La ética del comunicador
Un
comunicador social dispone de un acceso y poder de convocatoria sobre la
población como no lo tienen otros profesionales. Quiera que no, es un
formador de opinión, de ciudadanía. Hoy, con la importancia definitoria
de los medios de comunicación en nuestras sociedades masificadas, es un
agente vital en la reproducción de pautas socio-culturales. O, también,
un agente fenomenal para el cambio de esas pautas.
Si bien es
cierto que la actual cibercultura abre la posibilidad de una cierta
liviandad, de un pensamiento icónico muchas veces nada reflexivo,
también da la posibilidad de acceder a un cúmulo de información y a
nuevas formas de procesar la misma como nunca antes se había dado, por
lo que estamos allí ante un fabuloso reto.
La cultura
digital que ha llegado con una fuerza avasalladora, sin precedentes,
presenta un gran desafío: obviamente, en tanto tecnología, no es ni
“buena” ni “mala”. Plantearlo en esos términos es sumamente
reduccionista. Pero no se puede dejar de considerar cómo funciona, quién
la maneja, qué papel juega para los grandes poderes globales como
negocio y como mecanismo de control social. O también como
contra-mensaje, como contra-poder. La posibilidad de construir ahí un
espacio alternativo está servida. Se trata de ver cómo hacerlo.
No debe
dejarse de tener en cuenta que se han abierto ciertos canales para una
relativa democratización de la información. En cierto sentido, todos
podemos dejar nuestra marca en la red de redes, decir, transmitir,
denunciar, hacer evidentes ciertas cosas. Pero hay que cuidarse de no
caer en la ilusión de creer que los cambios sociales son sólo cuestiones
de modernización tecnológica. La tecnología, si no está al servicio de
la causa del Ser Humano como especie, sigue siendo un mecanismo de
dominación. La comunicación social y todo su creciente arsenal
tecnológico deben servir para fomentar desarrollo genuino, para afianzar
la democracia de base, para buscar el bienestar para todos, y no estar
al servicio de ninguna opresión. Si no es así, se termina convirtiendo
en cómplice (¡o en actora principal!) de la explotación. Es por eso que
decíamos que los comunicadores ya no son el cuarto poder: constituyen
uno de los principalísimos poderes dominantes del mundo.
Ahora
bien: el comunicador social no es neutro; de hecho, desempeña un papel
muy importante en la conformación de ciudadanía, y siempre está tomando
partido, tiene una posición, está ubicado con los pies sobre la tierra.

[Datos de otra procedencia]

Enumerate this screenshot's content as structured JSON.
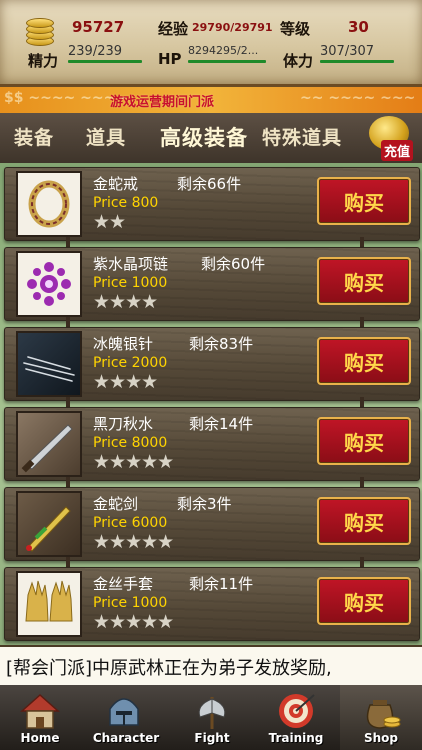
{
  "stats": {
    "gold": "95727",
    "exp_label": "经验",
    "exp_value": "29790/29791",
    "level_label": "等级",
    "level_value": "30",
    "energy_label": "精力",
    "energy_value": "239/239",
    "hp_label": "HP",
    "hp_value": "8294295/2...",
    "stamina_label": "体力",
    "stamina_value": "307/307"
  },
  "promo": {
    "text": "游戏运营期间门派"
  },
  "tabs": [
    {
      "label": "装备",
      "active": false
    },
    {
      "label": "道具",
      "active": false
    },
    {
      "label": "高级装备",
      "active": true
    },
    {
      "label": "特殊道具",
      "active": false
    }
  ],
  "recharge_label": "充值",
  "items": [
    {
      "name": "金蛇戒",
      "stock": "剩余66件",
      "price": "Price 800",
      "stars": "★★",
      "stars_count": 2,
      "buy": "购买",
      "icon": "ring-icon"
    },
    {
      "name": "紫水晶项链",
      "stock": "剩余60件",
      "price": "Price 1000",
      "stars": "★★★★",
      "stars_count": 4,
      "buy": "购买",
      "icon": "necklace-icon"
    },
    {
      "name": "冰魄银针",
      "stock": "剩余83件",
      "price": "Price 2000",
      "stars": "★★★★",
      "stars_count": 4,
      "buy": "购买",
      "icon": "needles-icon"
    },
    {
      "name": "黑刀秋水",
      "stock": "剩余14件",
      "price": "Price 8000",
      "stars": "★★★★★",
      "stars_count": 5,
      "buy": "购买",
      "icon": "blade-icon"
    },
    {
      "name": "金蛇剑",
      "stock": "剩余3件",
      "price": "Price 6000",
      "stars": "★★★★★",
      "stars_count": 5,
      "buy": "购买",
      "icon": "sword-icon"
    },
    {
      "name": "金丝手套",
      "stock": "剩余11件",
      "price": "Price 1000",
      "stars": "★★★★★",
      "stars_count": 5,
      "buy": "购买",
      "icon": "gloves-icon"
    }
  ],
  "ticker": "[帮会门派]中原武林正在为弟子发放奖励,",
  "nav": [
    {
      "label": "Home",
      "icon": "house-icon",
      "active": false
    },
    {
      "label": "Character",
      "icon": "helmet-icon",
      "active": false
    },
    {
      "label": "Fight",
      "icon": "axe-icon",
      "active": false
    },
    {
      "label": "Training",
      "icon": "target-icon",
      "active": false
    },
    {
      "label": "Shop",
      "icon": "coin-bag-icon",
      "active": true
    }
  ]
}
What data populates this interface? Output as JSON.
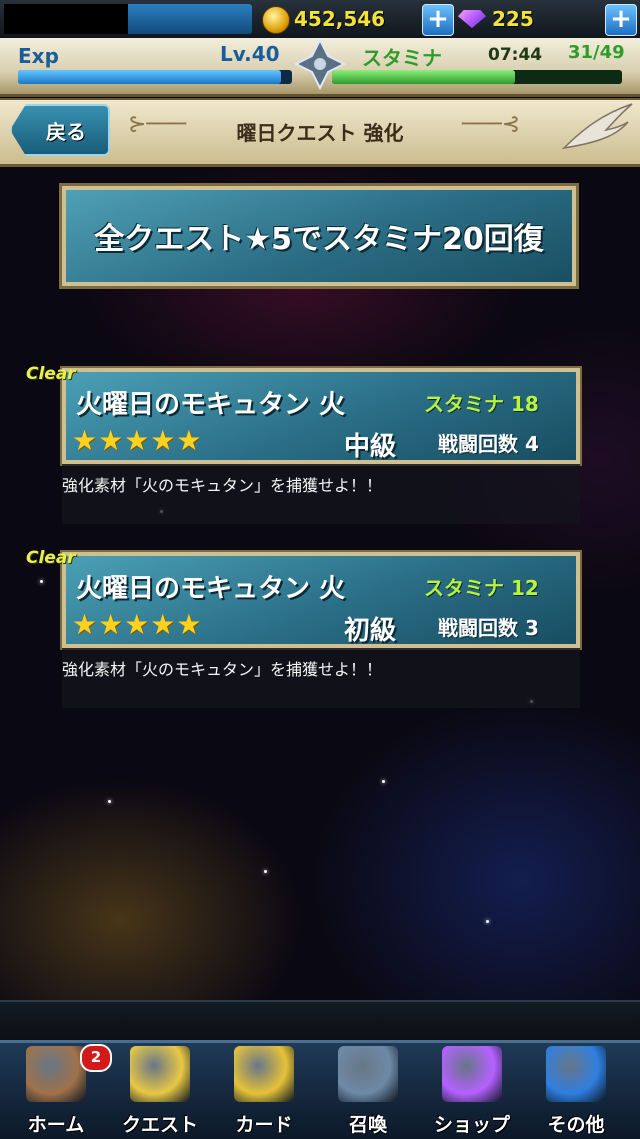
{
  "top_bar": {
    "coins": "452,546",
    "gems": "225",
    "plus_symbol": "+"
  },
  "status": {
    "exp_label": "Exp",
    "level": "Lv.40",
    "exp_fraction": 0.96,
    "stamina_label": "スタミナ",
    "stamina_timer": "07:44",
    "stamina_count": "31/49",
    "stamina_fraction": 0.63
  },
  "header": {
    "back_label": "戻る",
    "title": "曜日クエスト 強化"
  },
  "banner": {
    "text": "全クエスト★5でスタミナ20回復"
  },
  "quests": [
    {
      "clear": "Clear",
      "title": "火曜日のモキュタン 火",
      "stamina": "スタミナ 18",
      "stars": "★★★★★",
      "difficulty": "中級",
      "battles": "戦闘回数 4",
      "description": "強化素材「火のモキュタン」を捕獲せよ！！"
    },
    {
      "clear": "Clear",
      "title": "火曜日のモキュタン 火",
      "stamina": "スタミナ 12",
      "stars": "★★★★★",
      "difficulty": "初級",
      "battles": "戦闘回数 3",
      "description": "強化素材「火のモキュタン」を捕獲せよ！！"
    }
  ],
  "tabs": [
    {
      "label": "ホーム",
      "badge": "2",
      "icon": "home-icon",
      "color": "#a0724a"
    },
    {
      "label": "クエスト",
      "icon": "quest-icon",
      "color": "#e8c845"
    },
    {
      "label": "カード",
      "icon": "card-icon",
      "color": "#e6c23a"
    },
    {
      "label": "召喚",
      "icon": "summon-icon",
      "color": "#6e8aa6"
    },
    {
      "label": "ショップ",
      "icon": "shop-gem-icon",
      "color": "#b561ff"
    },
    {
      "label": "その他",
      "icon": "other-icon",
      "color": "#2f7fe0"
    }
  ],
  "colors": {
    "accent_blue": "#1a5e97",
    "stamina_green": "#2f9c2a",
    "coin_yellow": "#f4e23c",
    "card_teal": "#2a6e86"
  }
}
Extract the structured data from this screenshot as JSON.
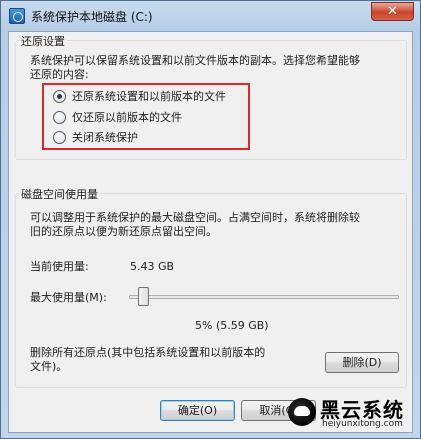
{
  "window": {
    "title": "系统保护本地磁盘 (C:)",
    "close_label": "✕"
  },
  "restore_settings": {
    "group_title": "还原设置",
    "description_line1": "系统保护可以保留系统设置和以前文件版本的副本。选择您希望能够",
    "description_line2": "还原的内容:",
    "options": [
      {
        "label": "还原系统设置和以前版本的文件",
        "selected": true
      },
      {
        "label": "仅还原以前版本的文件",
        "selected": false
      },
      {
        "label": "关闭系统保护",
        "selected": false
      }
    ]
  },
  "disk_usage": {
    "group_title": "磁盘空间使用量",
    "description_line1": "可以调整用于系统保护的最大磁盘空间。占满空间时，系统将删除较",
    "description_line2": "旧的还原点以便为新还原点留出空间。",
    "current_usage_label": "当前使用量:",
    "current_usage_value": "5.43 GB",
    "max_usage_label": "最大使用量(M):",
    "max_usage_percent": 5,
    "max_usage_value": "5% (5.59 GB)",
    "delete_description_line1": "删除所有还原点(其中包括系统设置和以前版本的",
    "delete_description_line2": "文件)。",
    "delete_button": "删除(D)"
  },
  "footer": {
    "ok_button": "确定(O)",
    "cancel_button": "取消(C)"
  },
  "watermark": {
    "title": "黑云系统",
    "url": "heiyunxitong.com"
  }
}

Es imposible pedir “objetividad” como generalidad, como un bien en sí
mismo. “La objetividad no existe en ningún aspecto de la vida, ni del
periodismo de ningún lugar del mundo. En tantos seres sociales formados
por una historia, un contexto y una mirada del mundo particular, única e
irrepetible, resulta imposible creer que puede haber una mirada
objetiva sobre un hecho, acontecimiento o relato”, afirma Natalia Locco
(10). En todo caso, siguiendo a Victoria Camps: “lo que el buen
informador debe proponerse, no es tanto ser objetivo cuanto creíble”
(11).
Ahí
estriba el asunto crucial de su misión profesional: ser serio, ético,
tener sentido crítico, saberse agente formador de las grandes multitudes
a quien se dirige. El conocimiento técnico, por más excelente que sea,
no es ninguna garantía de una buena práctica, de un buen ejercicio
profesional. Para ello es imprescindible contar con un proyecto humano,
social, político en su sentido más amplio.
En
relación a lo anterior Ignacio Ramonet expresa: “En estos tiempos de
globalización neoliberal, la información se ha convertido en uno de los
problemas principales de la democracia (…) Se puede hacer un paralelismo
con lo sucedido con la alimentación. Había escasez de alimentos -y
sigue habiendo en algunos países-, luego la revolución agraria permitió
producir en abundancia. Hoy sabemos que muchos de los alimentos son
tóxicos, pueden envenenarnos (el caso de la “vaca loca” por ejemplo). Lo
mismo sucede con la información; está contaminada. Hay que crear una
ecología de la información para limpiarla, para que se respete la
verdad, para mejorar la calidad informativa y así mejorar la calidad de
la democracia”. (12)
Debe
quedar claro que nadie tiene el poder absoluto para cambiar todo un
entramado social o para impedir sus cambios en forma terminante. Las
transformaciones, las mejoras en la calidad de vida, las mutaciones son
procesos complejos, largos, muy arduos. Cada quien aporta su grano de
arena al respecto. Quienes abrazan la profesión de comunicar tienen, sin
duda, un privilegio especial: su accionar influye de un modo más
profundo que otros en ese proceso. Por eso hay que tener muy claro los
principios éticos con los que deben manejarse. Más allá de la imperiosa
necesidad de trabajar para asegurar la propia subsistencia, la
disyuntiva que se plantea es: ¿se trabaja para continuar con este
sistema o para proponer otro?
Notas:
1)
Touraine, A. La transformación de las metrópolis. Versión digital
disponible en: http://www.carlosmanzano.net/articulos/Touraine02.htm
2) Galbraith, J. La sociedad opulenta. (2008). Barcelona: Editorial Ariel.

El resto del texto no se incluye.